Mallya's extradition will be governed by the extradition treaty signed between India and the UK in 1992, under which only one person -- the fugitive Samirbhai Vinubhai Patel -- has so far been extradited.
Following the preliminary hearing on Tuesday, Mallya will now have to appear for an extradition hearing in the next few weeks, where a magistrate will decide if the accusations against Mallya merit an extradition so Mallya can stand trial in India. If granted, the UK home secretary has the final say in the matter.
However, there are a number of provisions in the UK laws that don't make extradition easy. For example, the UK laws prohibit extradition where the accused could potentially face a death penalty or human rights violations, or tried for charges other than the ones for which the extradition request has been granted. Mallya also has the right to contest the verdict in higher courts in the UK.

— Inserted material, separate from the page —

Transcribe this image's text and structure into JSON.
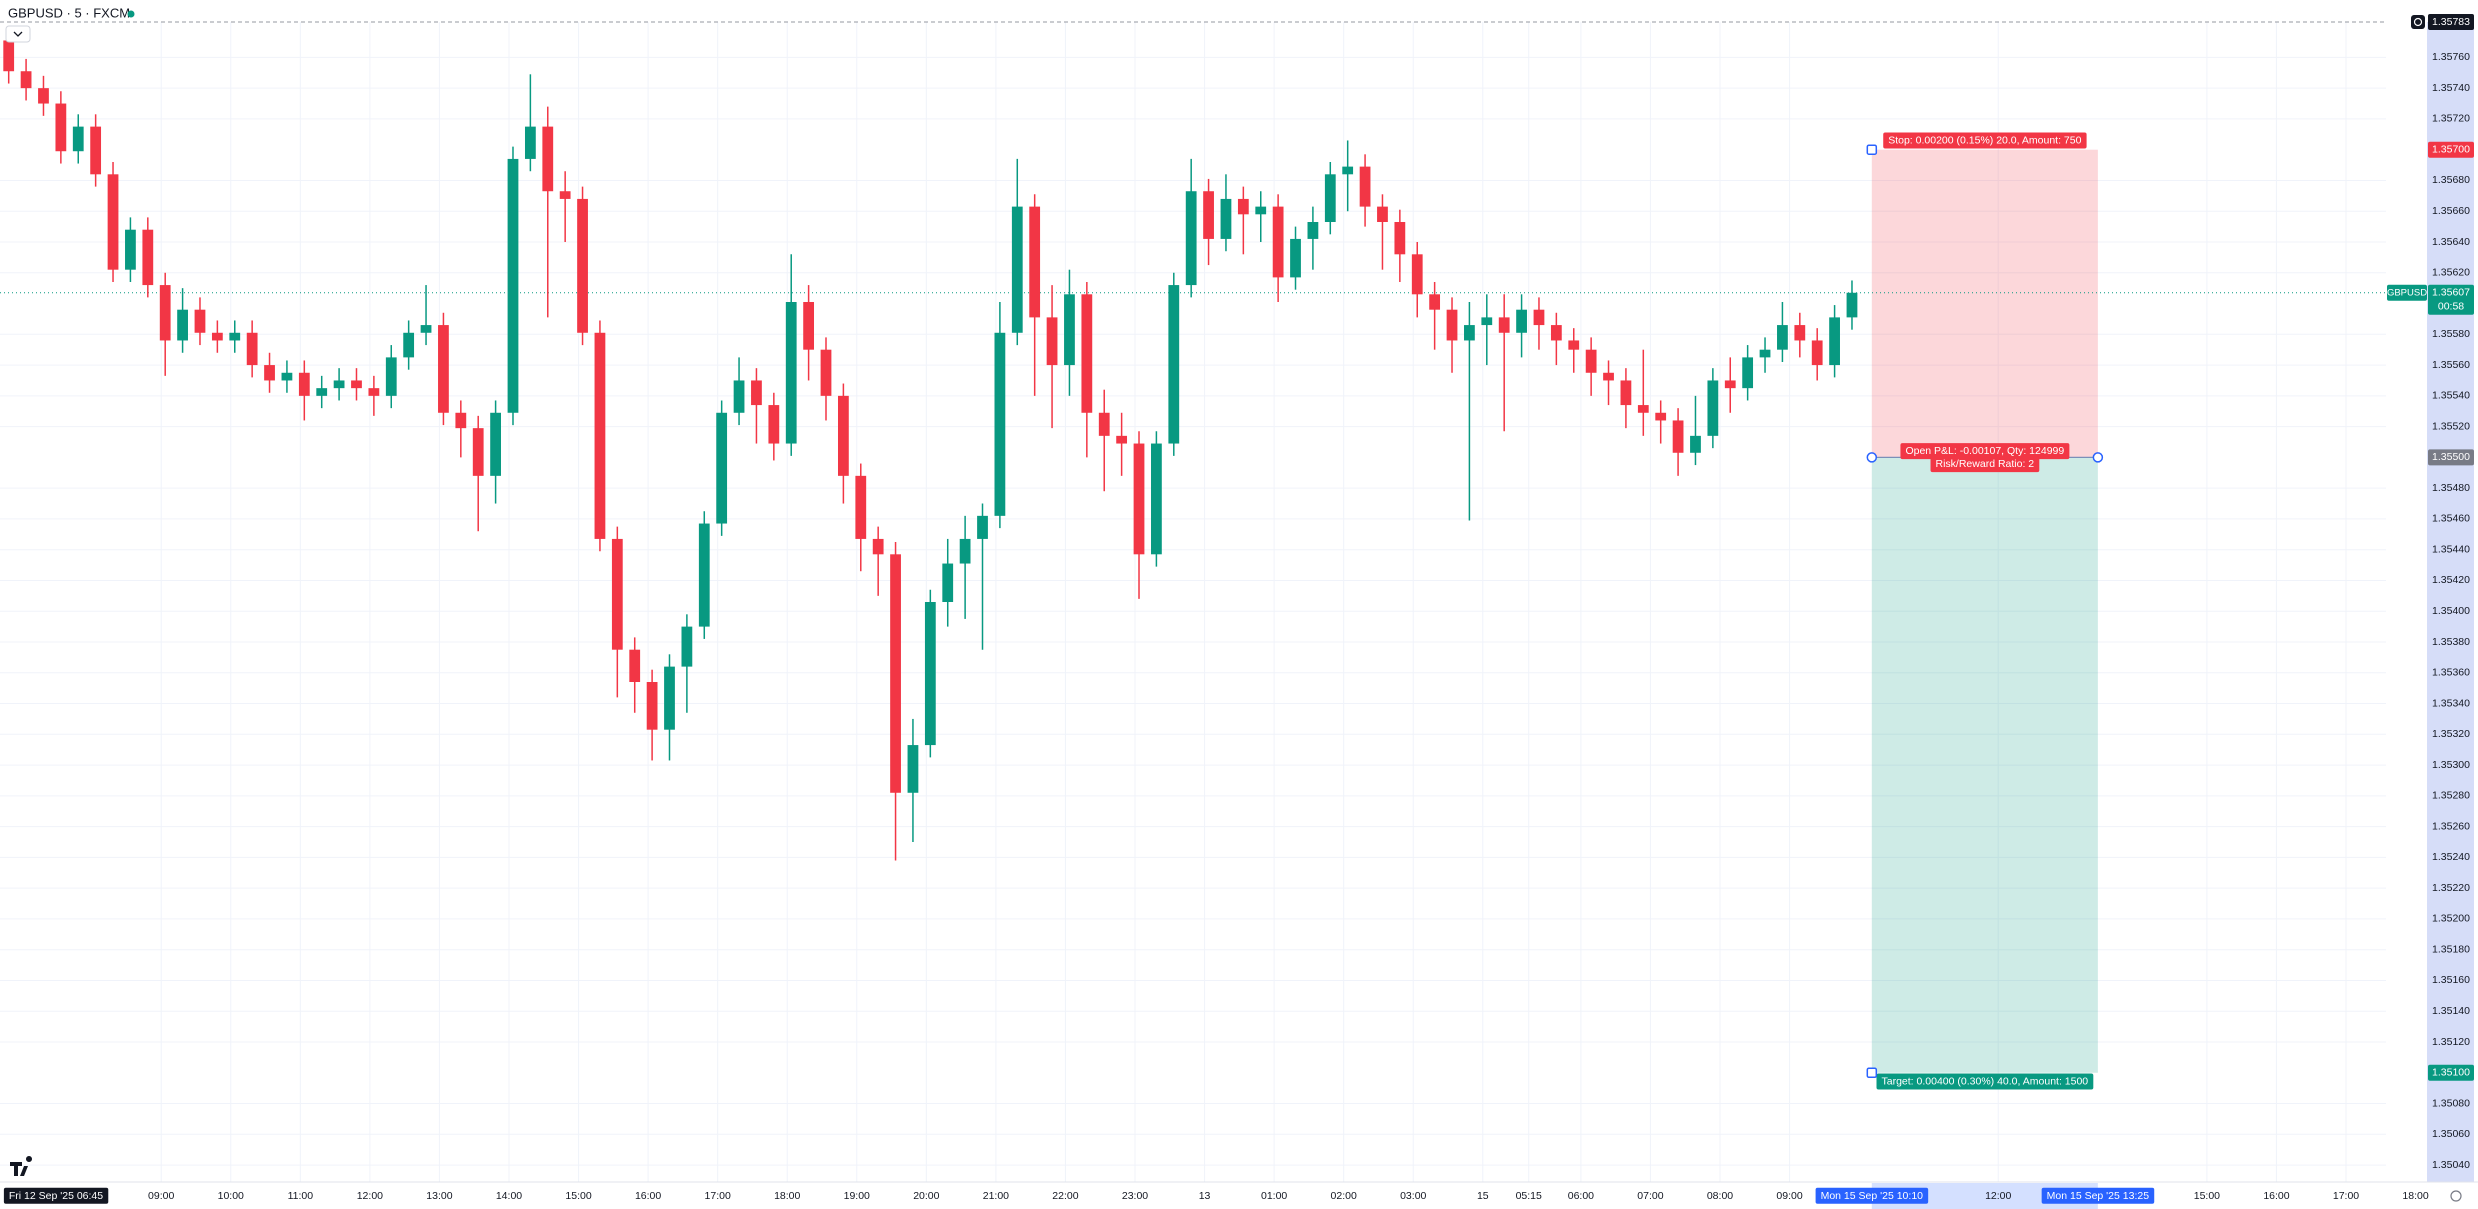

Many high profile cases where India has sought extradition are stuck in limbo or denied including that of former IPL chairman Lalit Modi. In addition to Mallya, at least nine extradition requests are pending with the UK, the Indian Express reported.
What's next for banks?
While it's uncertain to what extent banks stand to recover all they are owed, they are looking at Mallya's arrest as a positive next step, especially the signal it gives out to the larger business community.
So far, banks have been able to recover a portion of dues by auctioning Mallya's properties in India, but have rejected a settlement offer by Mallya. Recently, the banks sold his Kingfisher Villa in Goa for Rs 73 crores. Many of his properties on the auction block have also faced difficulty in funding buyers, according to media reports. For example, his Kingfisher House in Mumbai remains unsold.
The Mallya case also highlights that public sector banks in India are becoming increasingly more vocal taking tough stands against big loan defaulters. A public sector banker involved in the recovery of loans from Mallya told Mint, "If a borrower wants to drag legitimate repayment to banks or plans to escape the country, he will think twice due to this case."
To be sure, Mallya's loan default alone isn't enough for extradition as it is a civil wrong. Accusations of money laundering and cheating are more serious offenses, for which the UK authorities could find merit in extraditing him, Ramesh Loganathan, Managing Partner, Advaya Legal, points out.